Essentially, we are designed to be intermittent eaters, but continuous metabolizers. We operate in a slight energy surplus during the day, followed by a negative energy balance during the night. In a healthy, lean individual, energy pool stores are constantly turning over; individuals whose insulin level is chronically high, however, cannot adequately access fat stores and, therefore, for them, the fat continues to accumulate, unabated. Insulin resistance can therefore be considered a survival mechanism, in the fact that it develops as a result of the body’s cells’ requiring protection against the continual onslaught of excess nutrients; a protection triggered due to the cells being already stressed from excessive nutrient content. The excess nutrient intake also serves to shut down autophagy, the consumption of damaged tissues within the muscle cell which fuels repair and regeneration. Growth Hormone release is stunted, and muscle gene expression is down regulated. The ancestral environment did not support chronic, elevated nutrient ingestion, nor was there ever  “a window of feeding opportunity” subsequent to a bout of energy expenditure (exercise, for us modern-day Paleolithics) to shovel in carbohydrate replacement drinks and protein powders.

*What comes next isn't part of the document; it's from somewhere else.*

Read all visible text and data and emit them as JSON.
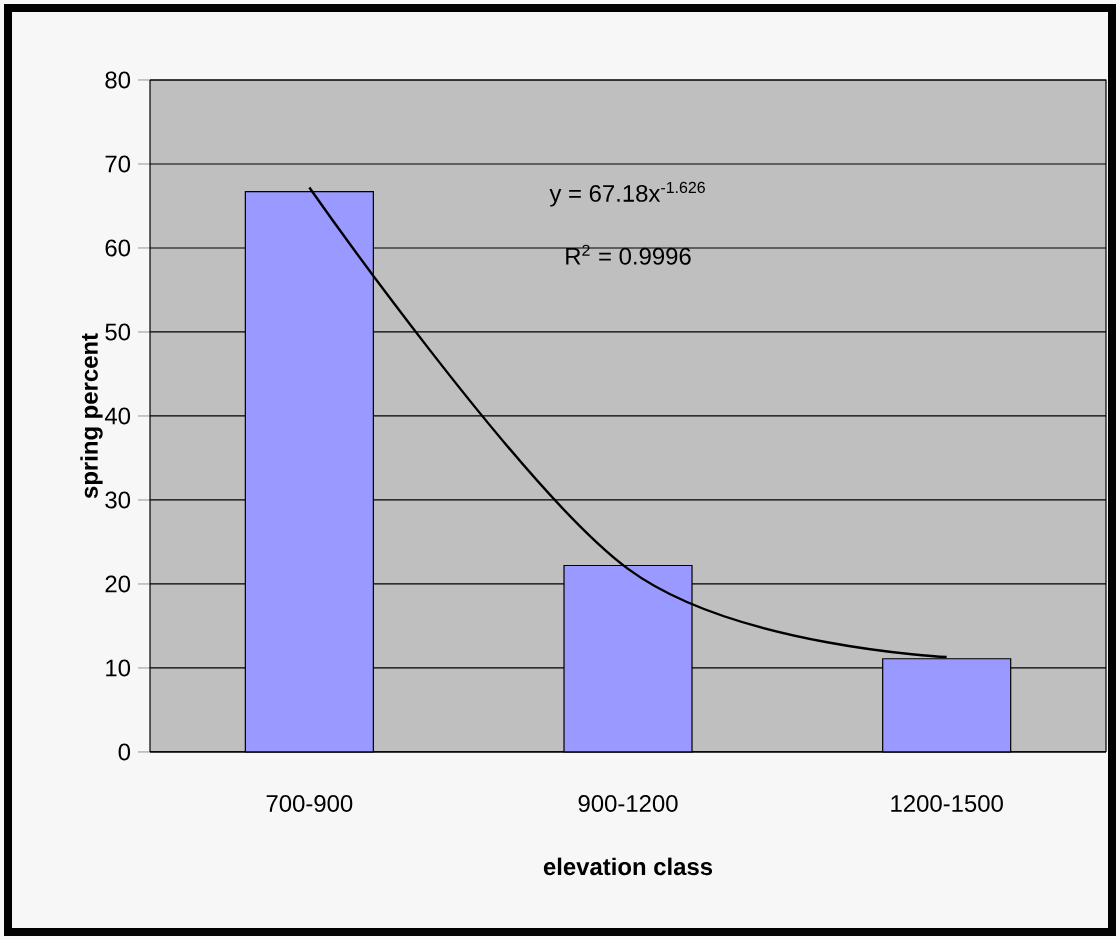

Ideally, we’d eat only when the energy substrates in the blood fall to the point of triggering a need for replenishment. The true hunger signal is an elegantly simple energy management system, and one that you would, in fact, expect from evolution. Contrary to the continual drumbeat of mainstream “experts”, there is no “set point” level for body fat, body mass or metabolism. What evolution has endowed us with is a simple feeding strategy that endeavors to keep us on a random energy intake-to-expenditure path that favors the survival (and thriving, if conditions are right) of the organism. Now, if we’d only get out of the way and let this fabulous mechanism take its course.